Diaspora diye diye


“Barış İçin Ortak Projeler” başlıklı yazıda sözünü ettiğimiz girişimleri diaspora Ermenileriyle birlikte ve onların içinde bulunduğu koşulları göz önünde bulundurarak geliştirmek önemli bir gereklilik... Türkiye'de, diasporanın daha baştan “milliyetçi, şahin, ırkçı, uzlaşmaz, katı” gibi sıfatlarla tu kaka edilmesi hem kolaycı, hem de çözüme katkıda bulunmayan bir yaklaşımdır (bazı diaspora çevrelerindeki “Türklerden bir şey olmaz!” tavrının bundan farkı olmadığını söylemeye gerek var mı?). Temmuz 2002'de, Helsinki Yurttaşlar Derneği tarafından düzenlenen “Türk Ermeni Diyaloğunda Sivil Yaklaşımlar” toplantısında konuşan değerli tarihçi Mete Tunçay, diyaloğu sağlama yolunda kendince bir önem sıralaması yapmış, yurttaşı olduğu Türkiye Ermenilerinin ve komşu Ermenistan halkının kaygılarının kendisi için çok daha önemli olduğunu belirtmiş, sorunlu bir grup olarak gördüğü diaspora Ermenilerini son sıraya yerleştirmişti.
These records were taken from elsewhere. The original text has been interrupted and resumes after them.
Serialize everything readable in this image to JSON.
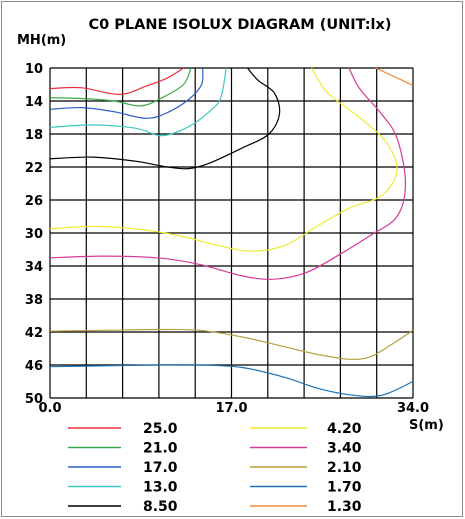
{
  "chart_data": {
    "type": "line",
    "title": "C0 PLANE ISOLUX DIAGRAM (UNIT:lx)",
    "ylabel": "MH(m)",
    "xlabel": "S(m)",
    "xlim": [
      0,
      34
    ],
    "ylim": [
      10,
      50
    ],
    "y_inverted": true,
    "x_ticks": [
      "0.0",
      "17.0",
      "34.0"
    ],
    "y_ticks": [
      "10",
      "14",
      "18",
      "22",
      "26",
      "30",
      "34",
      "38",
      "42",
      "46",
      "50"
    ],
    "grid": true,
    "legend_position": "bottom",
    "series": [
      {
        "name": "25.0",
        "color": "#e8303a",
        "points": [
          [
            0,
            12.5
          ],
          [
            3,
            12.4
          ],
          [
            6.5,
            13.2
          ],
          [
            9,
            12.2
          ],
          [
            11,
            11.2
          ],
          [
            12.5,
            10
          ]
        ]
      },
      {
        "name": "21.0",
        "color": "#3aa84a",
        "points": [
          [
            0,
            13.6
          ],
          [
            3,
            13.7
          ],
          [
            6,
            14
          ],
          [
            8.5,
            14.6
          ],
          [
            10.5,
            13.6
          ],
          [
            12.5,
            12
          ],
          [
            13.2,
            10
          ]
        ]
      },
      {
        "name": "17.0",
        "color": "#2f5fc8",
        "points": [
          [
            0,
            15
          ],
          [
            3,
            14.8
          ],
          [
            6,
            15.3
          ],
          [
            9,
            16.1
          ],
          [
            11,
            15.4
          ],
          [
            13,
            13.8
          ],
          [
            14.2,
            12
          ],
          [
            14.3,
            10
          ]
        ]
      },
      {
        "name": "13.0",
        "color": "#3ec7c0",
        "points": [
          [
            0,
            17.2
          ],
          [
            4,
            16.9
          ],
          [
            8,
            17.3
          ],
          [
            10.5,
            18.2
          ],
          [
            13,
            17.1
          ],
          [
            15,
            15.2
          ],
          [
            16,
            13.6
          ],
          [
            16.5,
            10
          ]
        ]
      },
      {
        "name": "8.50",
        "color": "#000000",
        "points": [
          [
            0,
            21
          ],
          [
            4,
            20.8
          ],
          [
            8,
            21.3
          ],
          [
            11,
            22
          ],
          [
            13,
            22.2
          ],
          [
            15,
            21.5
          ],
          [
            18,
            19.7
          ],
          [
            20.5,
            18
          ],
          [
            21.5,
            15.5
          ],
          [
            21,
            13
          ],
          [
            19.5,
            11.5
          ],
          [
            18.5,
            10
          ]
        ]
      },
      {
        "name": "4.20",
        "color": "#f0ea34",
        "points": [
          [
            0,
            29.5
          ],
          [
            4,
            29.2
          ],
          [
            8,
            29.5
          ],
          [
            12,
            30.3
          ],
          [
            16,
            31.6
          ],
          [
            19,
            32.2
          ],
          [
            22,
            31.5
          ],
          [
            25,
            29.2
          ],
          [
            28,
            27
          ],
          [
            31,
            25.5
          ],
          [
            32.5,
            22.5
          ],
          [
            31.5,
            19
          ],
          [
            29,
            16
          ],
          [
            26,
            13
          ],
          [
            24.5,
            10
          ]
        ]
      },
      {
        "name": "3.40",
        "color": "#d63a9a",
        "points": [
          [
            0,
            33
          ],
          [
            5,
            32.8
          ],
          [
            10,
            33
          ],
          [
            14,
            33.8
          ],
          [
            18,
            35.2
          ],
          [
            21,
            35.6
          ],
          [
            24,
            34.8
          ],
          [
            27,
            32.7
          ],
          [
            30,
            30.3
          ],
          [
            32.5,
            28
          ],
          [
            33.3,
            24
          ],
          [
            32.5,
            18.5
          ],
          [
            31,
            15.5
          ],
          [
            29,
            12.5
          ],
          [
            28,
            10
          ]
        ]
      },
      {
        "name": "2.10",
        "color": "#b8a042",
        "points": [
          [
            0,
            41.9
          ],
          [
            5,
            41.8
          ],
          [
            10,
            41.7
          ],
          [
            14,
            41.8
          ],
          [
            18,
            42.6
          ],
          [
            22,
            43.8
          ],
          [
            25,
            44.7
          ],
          [
            28,
            45.3
          ],
          [
            30,
            45
          ],
          [
            32,
            43.5
          ],
          [
            34,
            41.8
          ]
        ]
      },
      {
        "name": "1.70",
        "color": "#1e73b8",
        "points": [
          [
            0,
            46.2
          ],
          [
            5,
            46.1
          ],
          [
            10,
            46
          ],
          [
            14,
            46
          ],
          [
            18,
            46.3
          ],
          [
            22,
            47.5
          ],
          [
            25,
            48.8
          ],
          [
            28,
            49.6
          ],
          [
            31,
            49.7
          ],
          [
            34,
            48
          ]
        ]
      },
      {
        "name": "1.30",
        "color": "#f08a3a",
        "points": [
          [
            30.5,
            10
          ],
          [
            31.5,
            10.6
          ],
          [
            32.5,
            11.2
          ],
          [
            33.5,
            11.8
          ],
          [
            34,
            12.1
          ]
        ]
      }
    ]
  }
}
Bugün İstanbul Ermenileri de, üzerlerindeki siyasi baskıların etkisiyle olsa gerek, yabancı topraklarda Ermeni dilini ve kültürünü koruyup geliştirmek için nesillerdir muazzam bir çaba harcayan ve Ermenistan'la iletişimin bugünkü kadar kolay olmadığı 80 yıl boyunca pek çok alanda öncülük eden diasporayı bir kalemde silip atmaya çok zaman teşnedir. Bu tutum adil ve hakbilir olabilir mi? Yüzyıl önce Anadolu topraklarında yaşayıp katledilen veya topraklarından koparılan kuşağın ağır travmasını miras alan bugünkü diasporayla empati kurmayan, onun üzerinde yaşadığımız coğrafyayla manevi bağını hiçe sayan böylesi bir yaklaşım için barışçıldır denilebilir mi? Türkiyelilerle Ermeniler arasında bir barışmanın umudunu içimizde taşımaya devam edeceksek, bunun yolu öncelikle, sivil bir diyaloğa katılmaya istekli olanların bir araya gelecekleri zemini oluşturmaktan geçiyor. Türkiye'de de, diasporada da, Ermenistan'da da bu adımı atmaya istekli kesimlerin –sınırlı da olsa– varlığı sır değil. Çerçeveyi genişletecek hamleler bu ilk adımların atılmasına bağlı. Kimi kulaklara garip geleceğini biliyor ama söylemekten kendimi alamıyorum: Unutmamalı, diaspora bu topraklara aittir, Anadolu'nun diasporasıdır; asıl mağdur, asıl barışılması ve özür dilenmesi gerekendir.